User Guide#
The datareservoirio
library provide access to DataReservoir.io,
and is a native Python experience. The following features are supported through the
Python API:
Manage series (time series or sequences):
Access existing time series
Create and upload new time series
Edit and append to existing time series
Delete time series
Manage metadata
Set metadata
Edit existing metadata
Delete metadata
Browse and search for series based on metadata
All of the above functionality are exposed as high-level methods in the
Client
class. The general workflow can be summarized as:
Authenticate
Instantiate a new
client
(usingClient
)Go… Data is waiting for you!
Data structures#
DataReservoir.io works with two fundemental data structures; series and metadata. These data structures and their Python representations are explained below.
Series#
A series is a one-dimensional sequence with numeric values (64-bit float) and unique indices (64-bit integer). Consequently, each numeric value is natively represented with 128-bits. Each series is assigned a unique identifier TimeSeriesId (guid) for convenient access. Furthermore, a series can be enriched with metadata.
For time series the index is interpreted as nanoseconds since epoch (1970-01-01 00:00:00+00:00), i.e. support for nanosencond resolution.
pandas.Series
objects maps perfectly to this paradigm.
datareservoirio
is designed around pandas.Series
as it
accepts and returns series data in this format.
Higher dimensional data, such as tables (dataframes), can be broken down to one-dimensional series’, see Cookbook for examples.
Metadata#
Metadata is a set of key-value pairs that can be associated with one or more series. The purpose of metadata is to enrich series data with essential information such as units, origin, description, etc. The same metadata can also be used to search and find series data later.
DataReservoir.io employs a “schemaless” metadata store. That is, there are no minimum requirements and you can basically add anything your heart desires. However…
“With great power comes great responsibility!”
—Uncle Ben
But, that responsibility is left to the user/app/service that uses DataReservoir.io. Simply because one-size does not fit all!
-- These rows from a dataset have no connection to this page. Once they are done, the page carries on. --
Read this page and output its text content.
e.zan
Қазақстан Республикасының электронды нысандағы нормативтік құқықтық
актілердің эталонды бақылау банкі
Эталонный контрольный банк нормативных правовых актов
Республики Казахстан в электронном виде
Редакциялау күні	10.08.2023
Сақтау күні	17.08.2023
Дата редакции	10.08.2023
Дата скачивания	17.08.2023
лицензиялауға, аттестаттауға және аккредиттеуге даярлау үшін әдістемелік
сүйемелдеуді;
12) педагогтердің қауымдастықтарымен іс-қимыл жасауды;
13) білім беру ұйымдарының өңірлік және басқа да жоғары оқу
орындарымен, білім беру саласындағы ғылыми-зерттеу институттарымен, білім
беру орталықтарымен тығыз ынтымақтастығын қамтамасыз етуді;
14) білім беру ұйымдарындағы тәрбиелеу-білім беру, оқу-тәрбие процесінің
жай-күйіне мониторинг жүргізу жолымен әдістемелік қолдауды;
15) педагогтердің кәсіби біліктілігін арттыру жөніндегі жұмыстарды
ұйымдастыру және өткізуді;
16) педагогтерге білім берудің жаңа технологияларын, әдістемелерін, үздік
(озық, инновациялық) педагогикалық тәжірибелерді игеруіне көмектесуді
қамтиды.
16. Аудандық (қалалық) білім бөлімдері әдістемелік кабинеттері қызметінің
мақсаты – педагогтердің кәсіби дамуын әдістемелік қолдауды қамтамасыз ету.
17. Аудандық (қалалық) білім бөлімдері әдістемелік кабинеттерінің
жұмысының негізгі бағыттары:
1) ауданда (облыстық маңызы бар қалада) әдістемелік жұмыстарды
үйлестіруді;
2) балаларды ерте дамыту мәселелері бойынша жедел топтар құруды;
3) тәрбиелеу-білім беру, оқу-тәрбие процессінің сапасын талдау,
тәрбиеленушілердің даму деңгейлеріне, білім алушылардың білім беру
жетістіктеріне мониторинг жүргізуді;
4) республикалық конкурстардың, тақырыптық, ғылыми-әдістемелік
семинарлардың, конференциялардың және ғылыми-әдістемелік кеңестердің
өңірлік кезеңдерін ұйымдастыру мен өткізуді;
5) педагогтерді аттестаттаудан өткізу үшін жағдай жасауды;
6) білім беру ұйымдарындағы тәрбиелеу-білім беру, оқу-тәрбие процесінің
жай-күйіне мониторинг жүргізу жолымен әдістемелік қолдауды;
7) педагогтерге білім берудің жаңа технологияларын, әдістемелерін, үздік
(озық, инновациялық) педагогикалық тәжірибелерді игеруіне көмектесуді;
Metadata entries are organized using namespace
and key
. A namespace
can be thought of as a table and key
is the row index. Then a row can have
any number of arbitrary number of columns (Note that rows in a table do not
have to share the columns). This resembles “table storage” paradigm for those
who are familiar with that.
Thus, a namespace
and key
combination uniquely defines a metadata
entry in DataReservoir.io. (That is, you can only have one entry in the
entire system with a given namespace
and key
combination). In addition,
each entry is also assigned an alias MetadataId
(guid) that can be used for
direct and convenient access.
A table-like representation may look like this:
Namespace: vessel.electrical |
|||
---|---|---|---|
Keys |
Units |
Vendor |
Type |
Voltmeter A |
V |
Company S |
|
Thermometer Z |
C |
Analog |
Best practices#
DataReservoir.io won’t enforce a particular schema when it comes to metadata, but we can suggest smart ways of approaching it.
One simple yet effective way of creating a hierarcy and taxonomy is to use
“period” seperated names as namespace
. E.g.:
vessels.galactica.electrical
service.context.sensors
application.streams
We found that this approach is rather easy to visualize and maps well to the physical world.
What is it NOT for#
Despite its flexibility, DataReservoir.io has limitations regarding metadata. It is NOT a general-purpose database for storing arbitrary data, nor is it designed to manage complex hierarchical information. Additionally, its query capabilities are intentionally kept simple and efficient.
For very advanced use cases, it may be advisable to employ a purpose built database solution (that compliments DataReservoir.io for your application).